Altered protein homeostasis in cardiovascular diseases contributes to Alzheimer's-like neuropathology.

Cardiovascular diseases (CVDs) are the leading cause of death worldwide. CVD is known to increase the risk of subsequent neurodegeneration but the mechanism(s) and proteins involved have yet to be elucidated. We previously showed that myocardial infarction (MI), induced in mice and compared to sham-MI mice, leads to increases in protein aggregation, endoplasmic reticulum (ER) stress in both heart and brain, and changes in proteostatic pathways.
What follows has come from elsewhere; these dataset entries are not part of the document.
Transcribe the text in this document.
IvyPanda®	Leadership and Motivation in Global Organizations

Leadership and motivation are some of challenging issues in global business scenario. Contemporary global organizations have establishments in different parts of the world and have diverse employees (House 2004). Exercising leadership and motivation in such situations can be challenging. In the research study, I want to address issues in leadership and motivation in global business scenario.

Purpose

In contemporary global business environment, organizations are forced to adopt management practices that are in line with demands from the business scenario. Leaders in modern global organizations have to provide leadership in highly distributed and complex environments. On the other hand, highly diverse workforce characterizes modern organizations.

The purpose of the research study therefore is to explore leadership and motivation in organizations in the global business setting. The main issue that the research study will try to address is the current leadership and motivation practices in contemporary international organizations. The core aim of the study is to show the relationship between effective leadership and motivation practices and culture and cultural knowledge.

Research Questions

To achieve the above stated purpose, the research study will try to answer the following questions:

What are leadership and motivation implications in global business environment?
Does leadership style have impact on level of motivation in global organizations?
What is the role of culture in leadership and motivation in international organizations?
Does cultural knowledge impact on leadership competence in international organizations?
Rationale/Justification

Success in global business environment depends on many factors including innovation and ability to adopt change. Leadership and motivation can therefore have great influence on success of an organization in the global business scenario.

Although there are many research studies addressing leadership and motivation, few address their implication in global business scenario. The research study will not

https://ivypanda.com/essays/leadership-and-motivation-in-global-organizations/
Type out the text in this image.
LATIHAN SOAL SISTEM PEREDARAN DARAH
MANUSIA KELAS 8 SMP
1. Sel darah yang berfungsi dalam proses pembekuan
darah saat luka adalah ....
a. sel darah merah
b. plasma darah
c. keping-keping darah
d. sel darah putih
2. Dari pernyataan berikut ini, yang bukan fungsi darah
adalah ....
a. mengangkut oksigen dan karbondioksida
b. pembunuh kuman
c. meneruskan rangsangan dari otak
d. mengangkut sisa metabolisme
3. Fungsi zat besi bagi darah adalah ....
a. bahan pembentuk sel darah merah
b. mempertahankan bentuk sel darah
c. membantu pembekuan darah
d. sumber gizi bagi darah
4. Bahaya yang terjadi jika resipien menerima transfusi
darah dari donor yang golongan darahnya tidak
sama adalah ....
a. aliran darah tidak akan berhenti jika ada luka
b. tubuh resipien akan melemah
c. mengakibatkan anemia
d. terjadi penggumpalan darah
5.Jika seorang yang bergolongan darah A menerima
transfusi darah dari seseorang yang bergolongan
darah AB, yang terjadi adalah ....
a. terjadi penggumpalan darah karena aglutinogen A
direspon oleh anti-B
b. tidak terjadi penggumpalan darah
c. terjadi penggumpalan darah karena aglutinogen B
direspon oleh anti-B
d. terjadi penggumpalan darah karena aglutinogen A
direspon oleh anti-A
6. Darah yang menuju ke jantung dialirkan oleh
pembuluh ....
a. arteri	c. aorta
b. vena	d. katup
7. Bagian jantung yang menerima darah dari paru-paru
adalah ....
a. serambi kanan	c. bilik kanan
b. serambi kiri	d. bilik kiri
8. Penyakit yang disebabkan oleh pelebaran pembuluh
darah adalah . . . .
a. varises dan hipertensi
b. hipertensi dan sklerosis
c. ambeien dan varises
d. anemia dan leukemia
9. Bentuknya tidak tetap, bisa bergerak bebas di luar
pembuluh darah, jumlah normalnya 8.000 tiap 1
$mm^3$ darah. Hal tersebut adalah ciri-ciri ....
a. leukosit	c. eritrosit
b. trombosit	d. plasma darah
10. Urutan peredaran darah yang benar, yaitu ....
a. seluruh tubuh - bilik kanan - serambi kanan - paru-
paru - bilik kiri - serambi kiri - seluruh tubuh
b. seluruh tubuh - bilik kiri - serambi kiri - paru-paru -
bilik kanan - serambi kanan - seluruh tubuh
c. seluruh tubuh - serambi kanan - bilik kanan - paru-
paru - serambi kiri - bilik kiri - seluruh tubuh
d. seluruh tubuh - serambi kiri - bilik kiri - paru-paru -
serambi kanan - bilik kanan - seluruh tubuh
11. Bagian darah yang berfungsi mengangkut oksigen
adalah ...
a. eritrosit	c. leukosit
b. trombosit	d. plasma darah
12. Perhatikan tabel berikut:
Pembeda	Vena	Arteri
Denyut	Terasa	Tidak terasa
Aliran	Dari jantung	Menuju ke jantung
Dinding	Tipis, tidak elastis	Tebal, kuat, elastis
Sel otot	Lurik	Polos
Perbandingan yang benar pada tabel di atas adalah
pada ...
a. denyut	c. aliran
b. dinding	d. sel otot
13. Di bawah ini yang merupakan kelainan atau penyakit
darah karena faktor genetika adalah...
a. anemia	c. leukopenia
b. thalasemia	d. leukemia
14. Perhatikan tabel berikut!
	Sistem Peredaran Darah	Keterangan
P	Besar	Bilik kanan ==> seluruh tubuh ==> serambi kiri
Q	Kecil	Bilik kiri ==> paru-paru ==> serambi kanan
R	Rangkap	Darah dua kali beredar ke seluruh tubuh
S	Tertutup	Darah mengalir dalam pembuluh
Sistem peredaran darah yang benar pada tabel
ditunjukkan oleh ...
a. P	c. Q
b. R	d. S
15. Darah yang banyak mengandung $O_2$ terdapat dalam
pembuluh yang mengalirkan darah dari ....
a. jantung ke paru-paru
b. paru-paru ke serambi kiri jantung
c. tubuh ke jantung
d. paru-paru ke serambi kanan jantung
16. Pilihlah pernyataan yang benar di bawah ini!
In this study, we further investigate the molecular mechanisms altered by induced MI in mice, which were also implicated by proteomics of postmortem human hippocampal aggregates from Alzheimer's disease (AD) and cardiovascular disease (CVD) patients, vs. age-matched controls (AMC). We utilized intra-aggregate crosslinking to identify protein-protein contacts or proximities, and thus to reconstruct aggregate "contactomes" (nonfunctional interactomes). We used leave-one-out analysis (LOOA) to determine the contribution of each protein to overall aggregate cohesion, and gene ontology meta-analyses of constituent proteins to define critical organelles, processes, and pathways that distinguish AD and/or CVD from AMC aggregates. We identified influential proteins in both AD and CVD aggregates, many of which are associated with pathways or processes previously implicated in neurodegeneration such as mitochondrial, oxidative, and endoplasmic-reticulum stress; protein aggregation and proteostasis; the ubiquitin proteasome system and autophagy; axonal transport; and synapses.